Two conflicting issues arise here. First, faith communities are largely communities of obedience. But they find themselves confronted in Europe by an official ideology of freedom, which simply talks a different language. So it is with the Churches, and so it will be when European Islam finds its political voice. We in the Churches cannot make things up as we go along, nor change our traditions by a vote. We cannot subject ourselves to a liberal European regime that requires us to condemn ourselves as misogynist and homophobic, demanding that we sew those badges of dishonour onto our own coats. The European Union must allow its faith communities to be as diverse as they are, not as diverse as its governments wish we were.

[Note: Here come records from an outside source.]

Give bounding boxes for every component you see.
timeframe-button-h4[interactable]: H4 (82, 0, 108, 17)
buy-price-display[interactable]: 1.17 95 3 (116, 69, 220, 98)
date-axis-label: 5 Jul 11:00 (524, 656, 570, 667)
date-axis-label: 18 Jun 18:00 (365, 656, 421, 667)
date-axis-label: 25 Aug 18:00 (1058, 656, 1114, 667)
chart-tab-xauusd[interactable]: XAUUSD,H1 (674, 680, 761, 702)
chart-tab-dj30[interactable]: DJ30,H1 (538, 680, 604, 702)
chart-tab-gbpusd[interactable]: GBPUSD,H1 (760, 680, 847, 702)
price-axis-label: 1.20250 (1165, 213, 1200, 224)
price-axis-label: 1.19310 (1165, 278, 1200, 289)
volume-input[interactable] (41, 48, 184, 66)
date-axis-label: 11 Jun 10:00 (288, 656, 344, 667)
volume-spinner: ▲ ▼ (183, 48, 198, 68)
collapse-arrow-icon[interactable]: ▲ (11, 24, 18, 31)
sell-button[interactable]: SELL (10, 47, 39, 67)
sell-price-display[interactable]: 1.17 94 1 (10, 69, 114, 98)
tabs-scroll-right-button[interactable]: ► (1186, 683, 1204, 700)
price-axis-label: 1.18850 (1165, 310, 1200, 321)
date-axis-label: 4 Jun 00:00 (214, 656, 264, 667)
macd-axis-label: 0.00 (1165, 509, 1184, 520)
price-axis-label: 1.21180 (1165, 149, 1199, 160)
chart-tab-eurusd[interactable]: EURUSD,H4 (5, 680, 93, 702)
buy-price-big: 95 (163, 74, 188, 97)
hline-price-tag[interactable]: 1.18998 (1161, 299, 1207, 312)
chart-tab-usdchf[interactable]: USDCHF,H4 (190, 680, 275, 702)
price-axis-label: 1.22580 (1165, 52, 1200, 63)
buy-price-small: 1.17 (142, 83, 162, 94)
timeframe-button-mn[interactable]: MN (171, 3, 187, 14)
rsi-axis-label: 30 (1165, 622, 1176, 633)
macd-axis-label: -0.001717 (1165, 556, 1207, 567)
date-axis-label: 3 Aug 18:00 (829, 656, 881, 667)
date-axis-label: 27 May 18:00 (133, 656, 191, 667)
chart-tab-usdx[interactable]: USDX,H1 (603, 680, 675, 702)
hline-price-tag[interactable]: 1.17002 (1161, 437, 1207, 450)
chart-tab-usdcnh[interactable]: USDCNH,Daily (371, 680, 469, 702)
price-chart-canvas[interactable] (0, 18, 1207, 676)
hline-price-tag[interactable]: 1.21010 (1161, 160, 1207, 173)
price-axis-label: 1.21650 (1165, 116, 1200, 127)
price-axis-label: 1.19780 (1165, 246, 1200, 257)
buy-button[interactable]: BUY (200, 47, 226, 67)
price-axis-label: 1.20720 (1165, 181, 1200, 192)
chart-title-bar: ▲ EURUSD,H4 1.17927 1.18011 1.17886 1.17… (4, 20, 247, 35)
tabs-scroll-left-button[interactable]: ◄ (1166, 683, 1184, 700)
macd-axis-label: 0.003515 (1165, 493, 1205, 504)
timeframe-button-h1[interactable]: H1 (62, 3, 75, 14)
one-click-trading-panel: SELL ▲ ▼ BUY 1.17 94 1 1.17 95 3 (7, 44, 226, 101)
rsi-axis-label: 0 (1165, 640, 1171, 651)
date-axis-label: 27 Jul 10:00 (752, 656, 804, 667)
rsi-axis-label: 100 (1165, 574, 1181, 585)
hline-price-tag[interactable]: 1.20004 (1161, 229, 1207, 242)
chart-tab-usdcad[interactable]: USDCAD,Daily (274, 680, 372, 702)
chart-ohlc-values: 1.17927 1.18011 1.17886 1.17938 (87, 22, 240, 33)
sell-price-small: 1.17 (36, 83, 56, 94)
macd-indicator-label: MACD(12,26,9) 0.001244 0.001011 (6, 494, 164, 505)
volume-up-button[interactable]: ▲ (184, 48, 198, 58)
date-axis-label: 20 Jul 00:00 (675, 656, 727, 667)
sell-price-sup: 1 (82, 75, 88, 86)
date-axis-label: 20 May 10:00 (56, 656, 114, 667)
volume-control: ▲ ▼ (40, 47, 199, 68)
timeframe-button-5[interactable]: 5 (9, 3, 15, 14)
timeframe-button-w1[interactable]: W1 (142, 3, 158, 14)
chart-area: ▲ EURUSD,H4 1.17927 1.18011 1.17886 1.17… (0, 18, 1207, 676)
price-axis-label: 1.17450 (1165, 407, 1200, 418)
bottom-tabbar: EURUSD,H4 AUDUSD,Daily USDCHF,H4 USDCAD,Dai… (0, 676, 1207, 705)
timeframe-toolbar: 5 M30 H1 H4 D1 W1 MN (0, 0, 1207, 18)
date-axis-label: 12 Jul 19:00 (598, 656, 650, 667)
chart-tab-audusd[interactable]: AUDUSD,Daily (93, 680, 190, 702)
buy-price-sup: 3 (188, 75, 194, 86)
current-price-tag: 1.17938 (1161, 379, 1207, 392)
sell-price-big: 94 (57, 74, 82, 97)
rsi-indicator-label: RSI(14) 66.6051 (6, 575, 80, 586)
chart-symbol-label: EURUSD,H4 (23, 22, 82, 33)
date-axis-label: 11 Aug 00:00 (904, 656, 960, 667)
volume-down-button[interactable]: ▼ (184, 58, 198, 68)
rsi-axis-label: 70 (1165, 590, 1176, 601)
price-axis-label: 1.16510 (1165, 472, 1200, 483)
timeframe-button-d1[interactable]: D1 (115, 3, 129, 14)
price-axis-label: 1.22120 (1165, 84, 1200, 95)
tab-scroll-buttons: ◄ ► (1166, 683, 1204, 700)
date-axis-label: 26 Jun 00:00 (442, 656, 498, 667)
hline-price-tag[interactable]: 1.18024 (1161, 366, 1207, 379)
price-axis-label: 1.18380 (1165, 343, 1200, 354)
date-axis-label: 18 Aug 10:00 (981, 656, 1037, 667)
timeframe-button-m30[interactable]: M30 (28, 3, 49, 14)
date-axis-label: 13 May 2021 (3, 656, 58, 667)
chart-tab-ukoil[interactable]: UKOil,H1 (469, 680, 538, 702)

Second point. It will not do for faith communities simply to insist that we are simply bound by tradition, and nothing can be done. Christians in particular must allow the Holy Spirit to enlarge their vision of what it means to be human. Already, in every corner of the European Union, from the Hebrides to the Cyclades, we pursue our God-given vision of the common good. We take our stand against poverty, racism, oppression and xenophobia. We now need to show that, despite the weight of our traditions, we can, in time, acknowledge more fully the true extent of human diversity.